Imagine my dismay when I learned that Joe, a man in the prime of middle age, had suffered a heart attack and passed away.  I immediately sent my condolences to the family and shared the awful news with my husband.  Which leads me to this past weekend.  Joe's family came back to the area to have a memorial luncheon for all of Joe's family and friends here.  The kids stopped over during the preceding days to visit and asked if we were coming to the luncheon.  Many of the people who would be attending are people that used to be my friends, I am not as stressed about being around them anymore, but I find that I don't really want to spend time with them anyway.  But it was important to me to attend and let Joe's wife know how wonderful her husband had been. 

I am not sure what happened, but when I had the chance to offer my sympathies to Joe's wife, I too fell apart and started crying.  I am not sure I completely understand why.  Is is because I see another wife left to raise her children as a single parent?  Is it because I see the outpouring of support for a "good guy" and his family that I never got?  Is it because my heart aches at seeing more loss?  Was I mourning the loss of a truly good man who had so much more to offer this world?  Is it the grief that I carry with me and is always just below the surface? 
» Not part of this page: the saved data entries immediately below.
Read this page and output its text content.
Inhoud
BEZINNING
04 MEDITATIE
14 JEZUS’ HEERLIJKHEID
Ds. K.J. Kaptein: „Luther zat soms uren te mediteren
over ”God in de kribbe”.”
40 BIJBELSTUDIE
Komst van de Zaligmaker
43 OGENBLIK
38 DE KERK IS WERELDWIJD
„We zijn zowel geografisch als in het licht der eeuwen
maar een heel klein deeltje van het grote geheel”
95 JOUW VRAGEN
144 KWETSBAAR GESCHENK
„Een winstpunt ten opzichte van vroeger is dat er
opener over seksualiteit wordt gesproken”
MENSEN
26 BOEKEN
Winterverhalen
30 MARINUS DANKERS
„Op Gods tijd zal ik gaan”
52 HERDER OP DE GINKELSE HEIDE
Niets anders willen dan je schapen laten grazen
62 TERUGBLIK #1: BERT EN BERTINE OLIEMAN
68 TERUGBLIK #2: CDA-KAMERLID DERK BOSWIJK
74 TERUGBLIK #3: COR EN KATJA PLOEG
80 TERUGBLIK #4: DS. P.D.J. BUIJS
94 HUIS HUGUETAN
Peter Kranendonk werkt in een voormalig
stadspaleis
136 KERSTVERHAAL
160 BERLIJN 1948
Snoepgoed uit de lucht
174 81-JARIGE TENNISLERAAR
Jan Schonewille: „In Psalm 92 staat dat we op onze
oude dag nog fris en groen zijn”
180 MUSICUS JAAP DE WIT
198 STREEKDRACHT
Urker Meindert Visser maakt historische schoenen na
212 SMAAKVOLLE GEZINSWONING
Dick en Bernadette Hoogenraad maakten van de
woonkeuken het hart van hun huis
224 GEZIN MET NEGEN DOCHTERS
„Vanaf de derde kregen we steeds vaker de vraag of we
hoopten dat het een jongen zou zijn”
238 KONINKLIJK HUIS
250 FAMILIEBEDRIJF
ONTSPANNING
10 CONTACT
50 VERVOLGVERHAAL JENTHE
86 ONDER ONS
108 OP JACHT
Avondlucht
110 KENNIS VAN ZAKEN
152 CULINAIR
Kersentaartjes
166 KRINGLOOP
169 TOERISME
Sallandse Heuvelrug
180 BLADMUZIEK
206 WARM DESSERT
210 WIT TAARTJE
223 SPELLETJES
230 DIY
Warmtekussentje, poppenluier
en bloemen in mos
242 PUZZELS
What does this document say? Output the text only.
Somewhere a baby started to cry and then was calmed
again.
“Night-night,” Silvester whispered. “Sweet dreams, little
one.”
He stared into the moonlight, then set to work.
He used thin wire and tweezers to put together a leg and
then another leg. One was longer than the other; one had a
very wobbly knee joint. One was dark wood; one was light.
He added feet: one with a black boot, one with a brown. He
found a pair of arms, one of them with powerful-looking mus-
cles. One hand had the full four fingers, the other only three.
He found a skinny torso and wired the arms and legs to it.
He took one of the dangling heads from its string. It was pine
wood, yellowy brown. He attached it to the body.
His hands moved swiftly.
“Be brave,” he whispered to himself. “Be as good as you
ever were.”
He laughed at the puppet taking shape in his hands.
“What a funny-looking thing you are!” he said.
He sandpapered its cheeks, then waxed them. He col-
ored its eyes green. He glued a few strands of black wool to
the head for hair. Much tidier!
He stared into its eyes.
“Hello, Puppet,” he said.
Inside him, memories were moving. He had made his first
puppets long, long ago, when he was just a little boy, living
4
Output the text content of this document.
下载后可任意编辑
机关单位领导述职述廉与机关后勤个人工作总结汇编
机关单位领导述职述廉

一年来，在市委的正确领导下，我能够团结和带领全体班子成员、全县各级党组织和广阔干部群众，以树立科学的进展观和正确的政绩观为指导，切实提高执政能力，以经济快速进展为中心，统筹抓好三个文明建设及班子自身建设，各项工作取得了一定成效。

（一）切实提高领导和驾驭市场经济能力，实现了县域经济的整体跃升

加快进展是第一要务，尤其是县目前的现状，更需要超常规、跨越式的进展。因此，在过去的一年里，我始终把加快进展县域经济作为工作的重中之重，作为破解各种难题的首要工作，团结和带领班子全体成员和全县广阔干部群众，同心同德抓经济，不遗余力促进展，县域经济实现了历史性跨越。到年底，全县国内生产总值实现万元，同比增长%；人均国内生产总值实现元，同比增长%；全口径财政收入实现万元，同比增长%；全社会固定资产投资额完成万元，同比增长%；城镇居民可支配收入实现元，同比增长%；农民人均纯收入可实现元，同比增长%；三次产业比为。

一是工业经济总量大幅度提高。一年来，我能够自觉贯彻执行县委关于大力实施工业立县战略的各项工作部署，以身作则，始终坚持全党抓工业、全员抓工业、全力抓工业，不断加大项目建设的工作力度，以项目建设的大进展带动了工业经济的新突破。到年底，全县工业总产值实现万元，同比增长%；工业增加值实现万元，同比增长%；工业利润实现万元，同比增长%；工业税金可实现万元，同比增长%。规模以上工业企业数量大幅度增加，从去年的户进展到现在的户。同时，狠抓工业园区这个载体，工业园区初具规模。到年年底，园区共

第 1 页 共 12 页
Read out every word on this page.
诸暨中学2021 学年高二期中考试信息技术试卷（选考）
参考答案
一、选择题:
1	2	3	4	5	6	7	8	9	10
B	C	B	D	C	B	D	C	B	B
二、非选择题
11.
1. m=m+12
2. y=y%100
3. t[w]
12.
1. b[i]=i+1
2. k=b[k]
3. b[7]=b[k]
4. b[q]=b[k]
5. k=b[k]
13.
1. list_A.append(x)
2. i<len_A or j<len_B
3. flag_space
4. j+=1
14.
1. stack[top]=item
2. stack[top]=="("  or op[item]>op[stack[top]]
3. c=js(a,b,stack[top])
I don't know if I will ever understand the emotions that caused the out burst, but I bet tongues were waging after we left.  But I don't care, I needed to let Joe's wife know how much her husband's friendship meant to me.  I don't know if he knew how much his kindness and open mindedness meant to us at such a low point in our lives, but I am sure he is now somewhere watching over us all, and I can assure you that I will try to live by his example.  With people like Joe leaving his mark on this world, there is hope that the world could someday live in peace and joy.